On 10th October 2007, the history of the internet and popular culture in general took another turn with the release of Radiohead’s album In Rainbows. What set the Oxford quintet’s opus apart from everything else released last year was not so much the off-kilter melodies and soundscapes, but rather how the work was released to its salivating fanbase. For the first time a mainstream act was putting their material available exclusively for download, and it could be every bit as expensive, or as cheap, as you wanted it to be.
Did the experiment work? Did it heck! By the end of October In Rainbows managed a staggering 1.2 million downloads (with many more estimated to have been acquired illegally through file-sharing sites). With bids ranging from over $200 to sweet f.a. the band managed to net an impressive $2.4m, more than their entire back catalogue had gotten them via online revenue. The lesson here would appear to be two-fold: you don’t need a middle-man to handle your distribution in the Digital World and, if you trust your fanbase, they will see you right.
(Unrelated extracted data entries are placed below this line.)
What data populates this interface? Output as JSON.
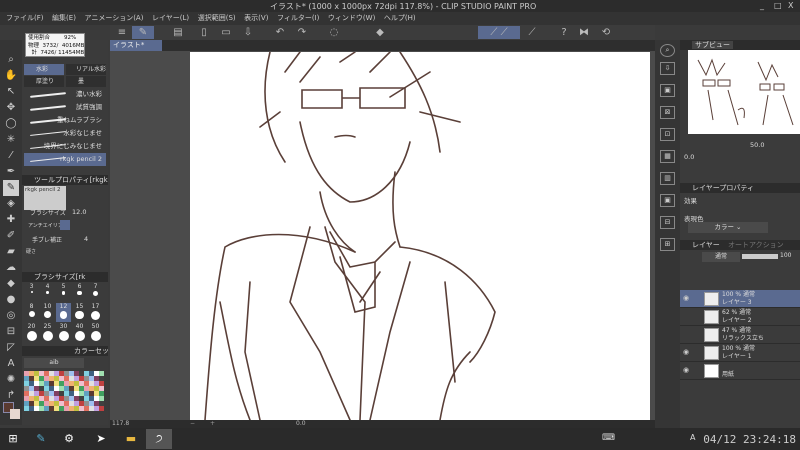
{
  "window": {
    "title": "イラスト* (1000 x 1000px 72dpi 117.8%) - CLIP STUDIO PAINT PRO",
    "minimize": "_",
    "maximize": "□",
    "close": "X"
  },
  "menu": [
    "ファイル(F)",
    "編集(E)",
    "アニメーション(A)",
    "レイヤー(L)",
    "選択範囲(S)",
    "表示(V)",
    "フィルター(I)",
    "ウィンドウ(W)",
    "ヘルプ(H)"
  ],
  "memory_tooltip": {
    "line1": "使用割合        92%",
    "line2": "物理  3732/  4016MB",
    "line3": "  計  7426/ 11454MB"
  },
  "document_tab": {
    "label": "イラスト*",
    "close": "×"
  },
  "brush_panel": {
    "tabs": [
      "水彩",
      "リアル水彩",
      "厚塗り",
      "墨"
    ],
    "brushes": [
      "濃い水彩",
      "試質強調",
      "重ねムラブラシ",
      "水彩なじませ",
      "境界にじみなじませ",
      "rkgk pencil 2"
    ],
    "selected": "rkgk pencil 2"
  },
  "tool_property": {
    "title": "ツールプロパティ[rkgk",
    "preview_label": "rkgk pencil 2",
    "brush_size_label": "ブラシサイズ",
    "brush_size": "12.0",
    "antialias_label": "アンチエイリアス",
    "stabilization_label": "手ブレ補正",
    "stabilization": "4",
    "hardness_label": "硬さ"
  },
  "brush_size_panel": {
    "title": "ブラシサイズ[rk",
    "sizes": [
      "3",
      "4",
      "5",
      "6",
      "7",
      "8",
      "10",
      "12",
      "15",
      "17",
      "20",
      "25",
      "30",
      "40",
      "50"
    ],
    "selected": "12"
  },
  "color_set_panel": {
    "title": "カラーセット",
    "set_name": "aib"
  },
  "colors": {
    "main": "#5a3a30",
    "sub": "#e8d8d0",
    "accent": "#5a6a90",
    "line": "#5a3f38"
  },
  "status": {
    "zoom": "117.8",
    "angle": "0.0"
  },
  "navigator": {
    "title": "サブビュー",
    "zoom": "50.0",
    "rotation": "0.0"
  },
  "layer_property": {
    "title": "レイヤープロパティ",
    "effect_label": "効果",
    "expression_label": "表現色",
    "expression_value": "カラー"
  },
  "layer_panel": {
    "tab": "レイヤー",
    "tab2": "オートアクション",
    "blend_mode": "通常",
    "opacity": "100",
    "layers": [
      {
        "info": "100 % 通常",
        "name": "レイヤー 3",
        "visible": true,
        "selected": true
      },
      {
        "info": "62 % 通常",
        "name": "レイヤー 2",
        "visible": false
      },
      {
        "info": "47 % 通常",
        "name": "リラックス立ち",
        "visible": false
      },
      {
        "info": "100 % 通常",
        "name": "レイヤー 1",
        "visible": true
      },
      {
        "info": "",
        "name": "用紙",
        "visible": true
      }
    ]
  },
  "taskbar": {
    "clock": "04/12 23:24:18",
    "ime": "A"
  }
}
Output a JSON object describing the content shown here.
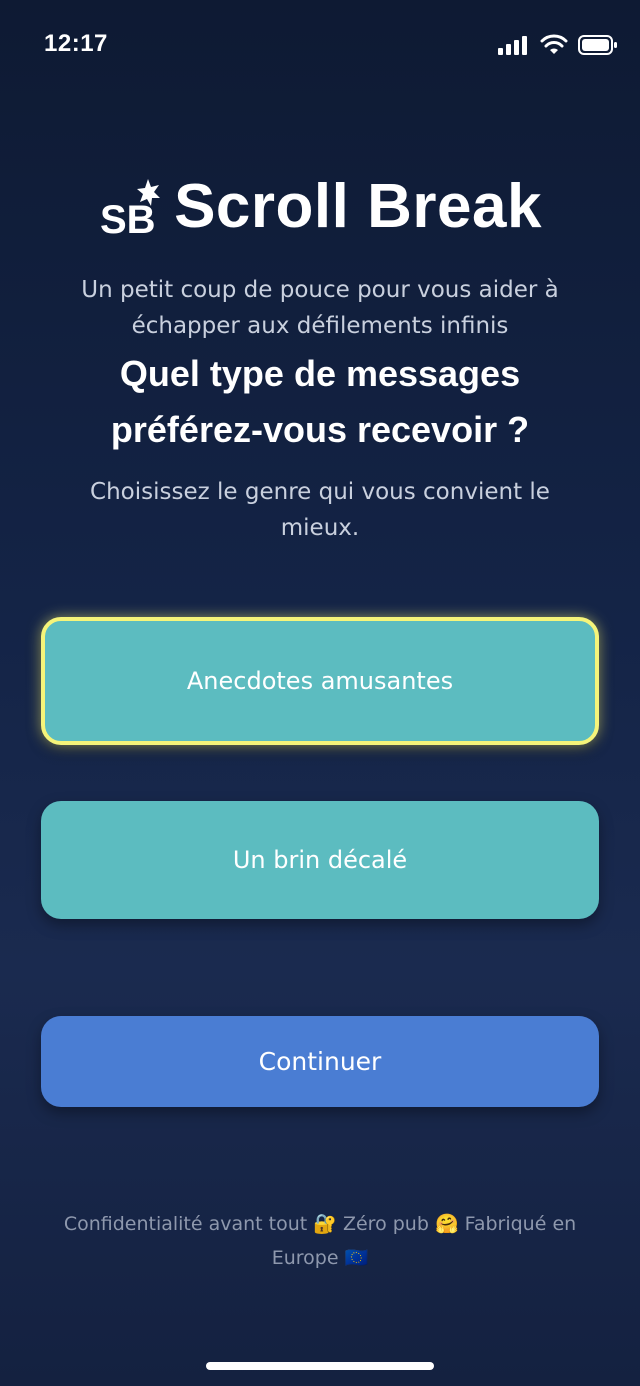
{
  "status_bar": {
    "time": "12:17"
  },
  "header": {
    "logo_text": "SB",
    "app_name": "Scroll Break",
    "tagline": "Un petit coup de pouce pour vous aider à échapper aux défilements infinis"
  },
  "main": {
    "question": "Quel type de messages préférez-vous recevoir ?",
    "instruction": "Choisissez le genre qui vous convient le mieux.",
    "options": [
      {
        "label": "Anecdotes amusantes",
        "selected": true
      },
      {
        "label": "Un brin décalé",
        "selected": false
      }
    ],
    "continue_label": "Continuer"
  },
  "footer": {
    "note": "Confidentialité avant tout 🔐 Zéro pub 🤗 Fabriqué en Europe 🇪🇺"
  },
  "colors": {
    "background_top": "#0e1a33",
    "background_bottom": "#1a2a4f",
    "option_fill": "#5cbcc0",
    "selected_border": "#f5f47a",
    "continue_button": "#4a7dd3",
    "muted_text": "#c9d0de"
  }
}
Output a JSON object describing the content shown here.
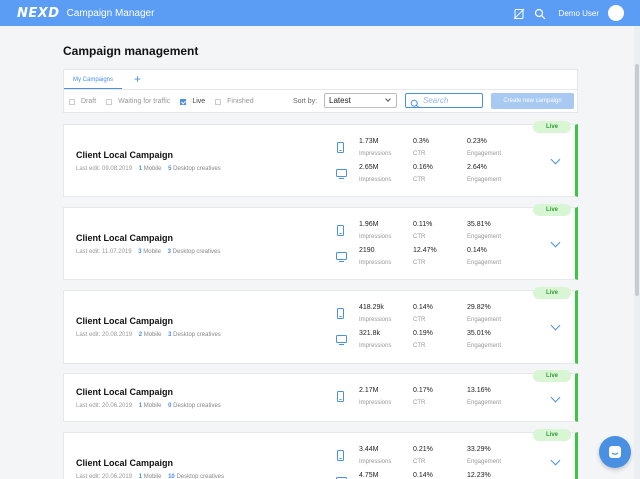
{
  "header": {
    "logo": "NEXD",
    "app_title": "Campaign Manager",
    "username": "Demo User",
    "icons": [
      "settings-icon",
      "search-icon"
    ]
  },
  "page": {
    "title": "Campaign management"
  },
  "tabs": [
    {
      "label": "My Campaigns",
      "active": true
    }
  ],
  "filters": [
    {
      "label": "Draft",
      "checked": false
    },
    {
      "label": "Waiting for traffic",
      "checked": false
    },
    {
      "label": "Live",
      "checked": true
    },
    {
      "label": "Finished",
      "checked": false
    }
  ],
  "sort": {
    "label": "Sort by:",
    "value": "Latest"
  },
  "search": {
    "placeholder": "Search"
  },
  "create_button": "Create new campaign",
  "labels": {
    "impressions": "Impressions",
    "ctr": "CTR",
    "engagement": "Engagement",
    "mobile": "Mobile",
    "desktop": "Desktop creatives",
    "status": "Live"
  },
  "campaigns": [
    {
      "name": "Client Local Campaign",
      "last_edit": "Last edit: 09.08.2019",
      "mobile": "1",
      "desktop": "5",
      "mobile_stats": {
        "impressions": "1.73M",
        "ctr": "0.3%",
        "engagement": "0.23%"
      },
      "desktop_stats": {
        "impressions": "2.65M",
        "ctr": "0.16%",
        "engagement": "2.64%"
      }
    },
    {
      "name": "Client Local Campaign",
      "last_edit": "Last edit: 11.07.2019",
      "mobile": "3",
      "desktop": "3",
      "mobile_stats": {
        "impressions": "1.96M",
        "ctr": "0.11%",
        "engagement": "35.81%"
      },
      "desktop_stats": {
        "impressions": "2190",
        "ctr": "12.47%",
        "engagement": "0.14%"
      }
    },
    {
      "name": "Client Local Campaign",
      "last_edit": "Last edit: 20.08.2019",
      "mobile": "2",
      "desktop": "3",
      "mobile_stats": {
        "impressions": "418.29k",
        "ctr": "0.14%",
        "engagement": "29.82%"
      },
      "desktop_stats": {
        "impressions": "321.8k",
        "ctr": "0.19%",
        "engagement": "35.01%"
      }
    },
    {
      "name": "Client Local Campaign",
      "last_edit": "Last edit: 20.06.2019",
      "mobile": "1",
      "desktop": "0",
      "mobile_stats": {
        "impressions": "2.17M",
        "ctr": "0.17%",
        "engagement": "13.16%"
      }
    },
    {
      "name": "Client Local Campaign",
      "last_edit": "Last edit: 20.06.2019",
      "mobile": "1",
      "desktop": "10",
      "mobile_stats": {
        "impressions": "3.44M",
        "ctr": "0.21%",
        "engagement": "33.29%"
      },
      "desktop_stats": {
        "impressions": "4.75M",
        "ctr": "0.14%",
        "engagement": "12.23%"
      }
    }
  ],
  "colors": {
    "brand": "#5b9cf4",
    "live": "#3cc543",
    "accent": "#4a90e2"
  }
}
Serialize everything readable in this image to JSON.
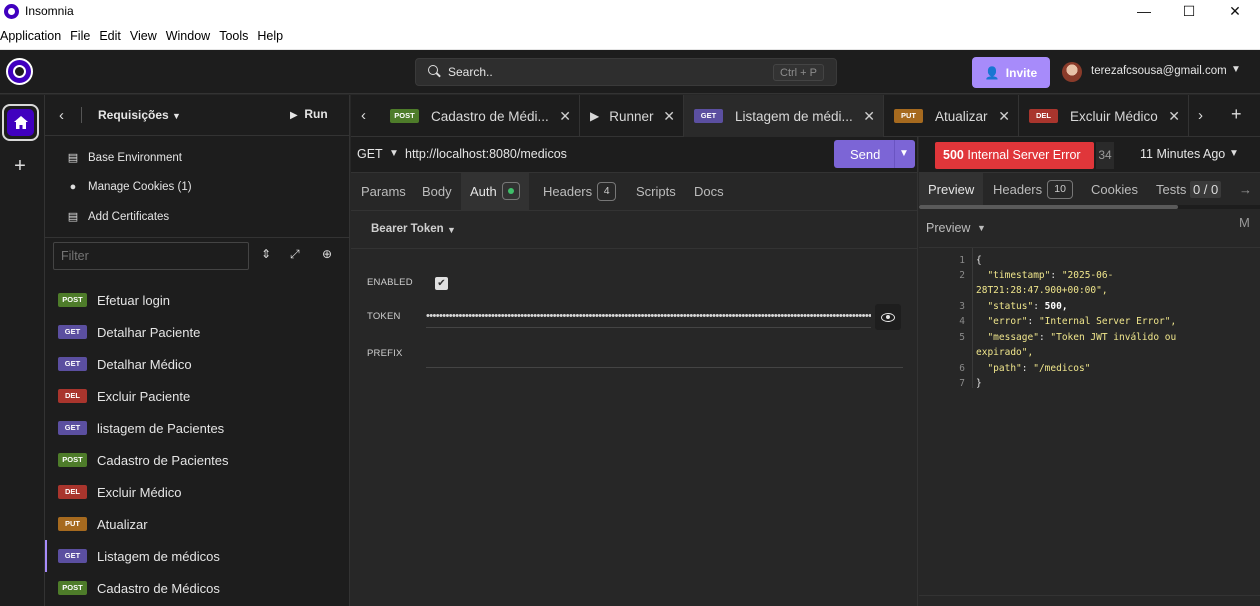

This is well and good for an established stadium rock act but what about smaller projects across different media, clamouring for attention in a crowded market of viral content? Even more pertinent, how can money be made from it? As clip-culture havens like YouTube move into the business of paying content partners to maintain site traffic, digital distribution of film could well be moving out of the ideological ghetto. While it’s not quite at the stage where cinema releases will be supplanted by iPod-friendly mp4 or .mov files, the idea of winning eyeballs through global word of web is not without appeal.